Баккалауро небрежно нес свой вовсе не именинный груз, но на лице его лежало странное выражение не мотивированного ничем торжества, смешанного со снисходительным благодушием. Он поднимался по лестнице дома 4, как какой-нибудь ассирийский сатрап, как триумфатор! Это раздосадовало меня, тем более что я торопился.

— Свинья ты, баккалауро! — на бегу бросил я. — Хоть бы по телефону позвонил… Да в том дело, что Лизаветочка именинница завтра, а ты…

Он даже не снизошел до оправданий.

— А… Ну как-нибудь… — совсем уже беспардонно пробормотал он.

И я — помчался. И по-настоящему столкнулся я с ним только поздно вечером, ввалившись наконец в свою комнату.

Венцеслао был там. Лежа на диване, он курил, стряхивая пепел в поставленный на пол таз из-под рукомойника. Не будь окно распахнуто, он давно погиб бы от самоудушения. Та самая туба для чертежей валялась на моей кровати, а газовая бомба, раскорячив короткие, как у таксы, кривые ножки, стояла под столом у окна. На стуле у дивана виднелись тарелки, пустой стакан. Лежала развернутая книга. Приспособить баккалауро к делу, конечно, никому и в голову не пришло, а вот покормить его вкусненьким вдова полковника Свидерского, разумеется, не преминула.

Обычно Венцеслао, встречаясь, проявлял некоторую радость. На сей раз ничего подобного не последовало. Бородатый человек лежал недвижно и смотрел в потолок, и только красный кончик кручёнки (он не признавал папирос) описывал в темноте причудливые эволюты и эвольвенты.

— Баккалауро, ты что? Нездоров?

Он и тут не соблаговолил сразу встать. Он всё лежал, потом, спустив ноги с дивана, сел. Я щелкнул выключателем. Он смотрел на меня с тем самым выражением монаршего благоволения, которое бросилось мне в глаза на лестнице. Потом странная искра промелькнула в его угольно-черных глазах. Неестественный такой огонек, как у актера, играющего Поприщина…

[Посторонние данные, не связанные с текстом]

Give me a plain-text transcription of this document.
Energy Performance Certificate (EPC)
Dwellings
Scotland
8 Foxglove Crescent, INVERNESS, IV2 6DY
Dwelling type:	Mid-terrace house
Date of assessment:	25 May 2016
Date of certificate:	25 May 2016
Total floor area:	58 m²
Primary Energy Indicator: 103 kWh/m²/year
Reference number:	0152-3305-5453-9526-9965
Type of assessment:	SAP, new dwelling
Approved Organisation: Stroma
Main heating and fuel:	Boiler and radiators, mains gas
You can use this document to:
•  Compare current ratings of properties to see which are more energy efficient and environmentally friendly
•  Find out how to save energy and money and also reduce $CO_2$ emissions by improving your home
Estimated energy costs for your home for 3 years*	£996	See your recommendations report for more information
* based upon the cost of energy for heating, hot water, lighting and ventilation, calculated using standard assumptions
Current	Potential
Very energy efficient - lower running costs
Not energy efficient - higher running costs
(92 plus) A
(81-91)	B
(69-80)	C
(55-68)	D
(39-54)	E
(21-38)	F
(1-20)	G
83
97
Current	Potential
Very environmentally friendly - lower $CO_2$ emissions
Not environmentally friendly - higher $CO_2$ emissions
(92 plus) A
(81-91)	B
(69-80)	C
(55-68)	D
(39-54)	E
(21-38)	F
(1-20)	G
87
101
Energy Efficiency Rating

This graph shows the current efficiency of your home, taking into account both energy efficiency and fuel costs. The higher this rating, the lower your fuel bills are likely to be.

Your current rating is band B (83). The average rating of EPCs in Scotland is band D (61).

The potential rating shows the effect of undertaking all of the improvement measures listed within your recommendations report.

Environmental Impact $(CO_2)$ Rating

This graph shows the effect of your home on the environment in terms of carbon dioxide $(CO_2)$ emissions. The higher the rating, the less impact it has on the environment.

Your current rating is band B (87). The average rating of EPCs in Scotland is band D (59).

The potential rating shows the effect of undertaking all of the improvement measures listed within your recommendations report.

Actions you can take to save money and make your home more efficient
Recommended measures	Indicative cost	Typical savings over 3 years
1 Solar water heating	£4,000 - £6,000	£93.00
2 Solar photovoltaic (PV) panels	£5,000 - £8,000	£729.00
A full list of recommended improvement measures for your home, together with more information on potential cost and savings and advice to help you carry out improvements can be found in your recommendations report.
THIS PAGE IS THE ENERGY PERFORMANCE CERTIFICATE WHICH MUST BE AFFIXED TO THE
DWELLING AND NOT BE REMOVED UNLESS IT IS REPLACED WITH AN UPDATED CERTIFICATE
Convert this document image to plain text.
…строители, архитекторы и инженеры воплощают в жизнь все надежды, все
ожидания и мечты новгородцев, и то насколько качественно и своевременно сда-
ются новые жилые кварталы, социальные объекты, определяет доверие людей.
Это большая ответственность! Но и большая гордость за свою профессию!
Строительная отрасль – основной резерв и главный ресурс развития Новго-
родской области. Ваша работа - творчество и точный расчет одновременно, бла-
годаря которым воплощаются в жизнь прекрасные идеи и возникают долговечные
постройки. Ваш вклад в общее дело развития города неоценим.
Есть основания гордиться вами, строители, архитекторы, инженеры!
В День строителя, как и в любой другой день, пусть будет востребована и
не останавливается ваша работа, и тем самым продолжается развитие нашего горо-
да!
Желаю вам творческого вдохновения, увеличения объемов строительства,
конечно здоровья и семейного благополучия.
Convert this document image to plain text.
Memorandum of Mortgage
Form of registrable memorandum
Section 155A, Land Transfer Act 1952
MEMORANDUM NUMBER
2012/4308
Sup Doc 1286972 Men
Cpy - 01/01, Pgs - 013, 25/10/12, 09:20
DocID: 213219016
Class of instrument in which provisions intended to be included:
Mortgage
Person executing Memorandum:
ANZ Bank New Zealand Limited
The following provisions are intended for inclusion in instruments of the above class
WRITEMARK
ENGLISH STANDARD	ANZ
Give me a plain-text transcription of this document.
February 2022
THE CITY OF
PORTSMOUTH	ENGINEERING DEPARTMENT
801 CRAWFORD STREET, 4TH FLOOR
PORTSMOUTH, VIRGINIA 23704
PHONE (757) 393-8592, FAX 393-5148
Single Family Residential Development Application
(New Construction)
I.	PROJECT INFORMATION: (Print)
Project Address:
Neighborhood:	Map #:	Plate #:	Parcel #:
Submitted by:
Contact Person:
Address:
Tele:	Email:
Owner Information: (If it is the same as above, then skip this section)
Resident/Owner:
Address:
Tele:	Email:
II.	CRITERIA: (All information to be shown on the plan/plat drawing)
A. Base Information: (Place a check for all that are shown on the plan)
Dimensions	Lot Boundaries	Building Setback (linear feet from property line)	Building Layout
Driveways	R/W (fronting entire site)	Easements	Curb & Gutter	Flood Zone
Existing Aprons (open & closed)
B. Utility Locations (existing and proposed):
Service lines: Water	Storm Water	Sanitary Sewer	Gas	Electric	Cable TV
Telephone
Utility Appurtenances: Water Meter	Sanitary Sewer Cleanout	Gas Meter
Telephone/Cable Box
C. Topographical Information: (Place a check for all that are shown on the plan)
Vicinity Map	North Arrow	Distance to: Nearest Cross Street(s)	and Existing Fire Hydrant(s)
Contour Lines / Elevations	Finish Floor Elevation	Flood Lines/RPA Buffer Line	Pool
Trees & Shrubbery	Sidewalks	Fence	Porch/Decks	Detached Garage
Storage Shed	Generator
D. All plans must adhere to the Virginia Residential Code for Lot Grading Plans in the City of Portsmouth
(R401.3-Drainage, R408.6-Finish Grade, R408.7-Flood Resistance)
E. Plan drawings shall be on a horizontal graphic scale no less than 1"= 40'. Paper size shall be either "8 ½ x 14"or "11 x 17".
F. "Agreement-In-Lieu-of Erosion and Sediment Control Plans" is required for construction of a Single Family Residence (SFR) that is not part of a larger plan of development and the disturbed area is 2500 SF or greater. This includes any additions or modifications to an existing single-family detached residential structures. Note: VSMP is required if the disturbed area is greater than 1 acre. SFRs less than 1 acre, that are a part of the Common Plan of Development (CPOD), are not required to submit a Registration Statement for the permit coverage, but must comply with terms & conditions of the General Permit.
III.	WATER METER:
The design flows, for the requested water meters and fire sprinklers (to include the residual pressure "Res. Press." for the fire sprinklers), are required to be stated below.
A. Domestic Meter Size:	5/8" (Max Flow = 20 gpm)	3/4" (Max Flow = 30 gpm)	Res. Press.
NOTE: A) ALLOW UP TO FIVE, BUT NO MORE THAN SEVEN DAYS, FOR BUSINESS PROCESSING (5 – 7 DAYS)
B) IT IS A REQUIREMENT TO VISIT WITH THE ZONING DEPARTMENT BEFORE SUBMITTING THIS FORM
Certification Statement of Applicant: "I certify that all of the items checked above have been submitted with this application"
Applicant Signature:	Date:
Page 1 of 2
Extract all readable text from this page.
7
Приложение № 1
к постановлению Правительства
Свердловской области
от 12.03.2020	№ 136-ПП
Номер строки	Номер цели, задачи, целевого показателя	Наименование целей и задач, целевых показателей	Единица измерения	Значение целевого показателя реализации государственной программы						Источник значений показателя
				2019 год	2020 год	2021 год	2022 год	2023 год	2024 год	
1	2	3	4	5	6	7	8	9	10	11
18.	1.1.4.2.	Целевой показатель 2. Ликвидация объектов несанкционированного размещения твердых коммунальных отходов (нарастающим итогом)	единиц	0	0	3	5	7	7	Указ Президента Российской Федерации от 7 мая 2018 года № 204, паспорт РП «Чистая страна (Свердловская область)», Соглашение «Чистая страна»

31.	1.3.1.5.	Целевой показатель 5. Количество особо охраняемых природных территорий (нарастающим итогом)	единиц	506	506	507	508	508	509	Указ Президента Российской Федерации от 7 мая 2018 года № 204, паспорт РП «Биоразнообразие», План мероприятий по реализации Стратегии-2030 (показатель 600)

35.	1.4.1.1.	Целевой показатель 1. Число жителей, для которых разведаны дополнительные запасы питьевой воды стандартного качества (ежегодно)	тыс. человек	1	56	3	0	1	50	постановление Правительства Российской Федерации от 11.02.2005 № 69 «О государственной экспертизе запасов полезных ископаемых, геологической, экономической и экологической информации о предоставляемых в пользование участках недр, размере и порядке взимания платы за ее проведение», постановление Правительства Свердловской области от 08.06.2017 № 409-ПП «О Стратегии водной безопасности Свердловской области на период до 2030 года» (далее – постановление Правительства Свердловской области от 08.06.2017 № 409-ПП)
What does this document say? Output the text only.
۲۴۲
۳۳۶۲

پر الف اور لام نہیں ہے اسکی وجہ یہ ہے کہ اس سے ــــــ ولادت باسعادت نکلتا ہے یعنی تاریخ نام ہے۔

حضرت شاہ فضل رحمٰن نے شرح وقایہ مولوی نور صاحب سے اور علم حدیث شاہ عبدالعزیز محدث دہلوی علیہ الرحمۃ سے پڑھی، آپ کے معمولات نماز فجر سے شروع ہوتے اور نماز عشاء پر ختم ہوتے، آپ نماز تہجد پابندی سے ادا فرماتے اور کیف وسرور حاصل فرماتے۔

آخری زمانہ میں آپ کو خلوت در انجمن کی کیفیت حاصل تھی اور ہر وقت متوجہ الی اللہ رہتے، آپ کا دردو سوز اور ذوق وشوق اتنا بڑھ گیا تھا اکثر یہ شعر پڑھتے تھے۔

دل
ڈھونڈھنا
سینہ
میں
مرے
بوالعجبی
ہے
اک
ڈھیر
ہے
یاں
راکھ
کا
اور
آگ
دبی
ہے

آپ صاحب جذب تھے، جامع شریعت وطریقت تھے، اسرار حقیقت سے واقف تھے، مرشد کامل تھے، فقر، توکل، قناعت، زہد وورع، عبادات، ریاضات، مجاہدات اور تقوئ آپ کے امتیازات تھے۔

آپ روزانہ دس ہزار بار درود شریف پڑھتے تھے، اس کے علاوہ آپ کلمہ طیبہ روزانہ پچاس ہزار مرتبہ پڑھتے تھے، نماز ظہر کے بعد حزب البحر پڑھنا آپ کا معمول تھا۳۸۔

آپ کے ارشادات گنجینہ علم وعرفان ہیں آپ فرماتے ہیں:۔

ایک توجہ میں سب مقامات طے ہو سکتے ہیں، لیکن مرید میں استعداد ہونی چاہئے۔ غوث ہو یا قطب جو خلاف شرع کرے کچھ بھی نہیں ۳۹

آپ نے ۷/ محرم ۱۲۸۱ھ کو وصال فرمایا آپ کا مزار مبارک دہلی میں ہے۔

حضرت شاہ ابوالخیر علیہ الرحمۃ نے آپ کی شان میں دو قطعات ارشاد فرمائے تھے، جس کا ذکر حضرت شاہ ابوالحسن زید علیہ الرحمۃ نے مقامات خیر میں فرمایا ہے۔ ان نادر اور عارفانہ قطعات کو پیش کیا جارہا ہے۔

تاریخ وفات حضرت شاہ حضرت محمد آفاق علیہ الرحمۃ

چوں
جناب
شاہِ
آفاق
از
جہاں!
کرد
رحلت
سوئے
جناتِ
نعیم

— Павел, я всё кончил! — произнес он незнакомым мне голосом.

Было странно, что за этими словами не прозвучало торжественное «Аминь!». Таким тоном мог бы Гете сообщить о завершении второй части «Фауста». Наполеон мог так сказать Жозефине: «Я — Первый консул». Чернобородый лентяй Венцеслао, пускающий дым в потолок студенческой комнаты, права не имел на такой жреческий тон.

— Да неужели? — как можно ядовитее переспросил я, вешая пальтецо на скромный коровий рог у притолоки двери, заменявший на Можайской турьи рога родовых замков. — Ты всё кончил? А нельзя ли узнать что именно? И — как?

— Всё! — ответил он мне с античной простотой. — Теперь я могу… тоже — всё. Как бог…

Вы, может быть, удивитесь, но я запнулся, слегка озадаченный. Вдруг в самом тоне его голоса мне почудилось что-то такое… Я насторожился.

— А без загадок ты не способен? Что, собственно, ты можешь? Почему?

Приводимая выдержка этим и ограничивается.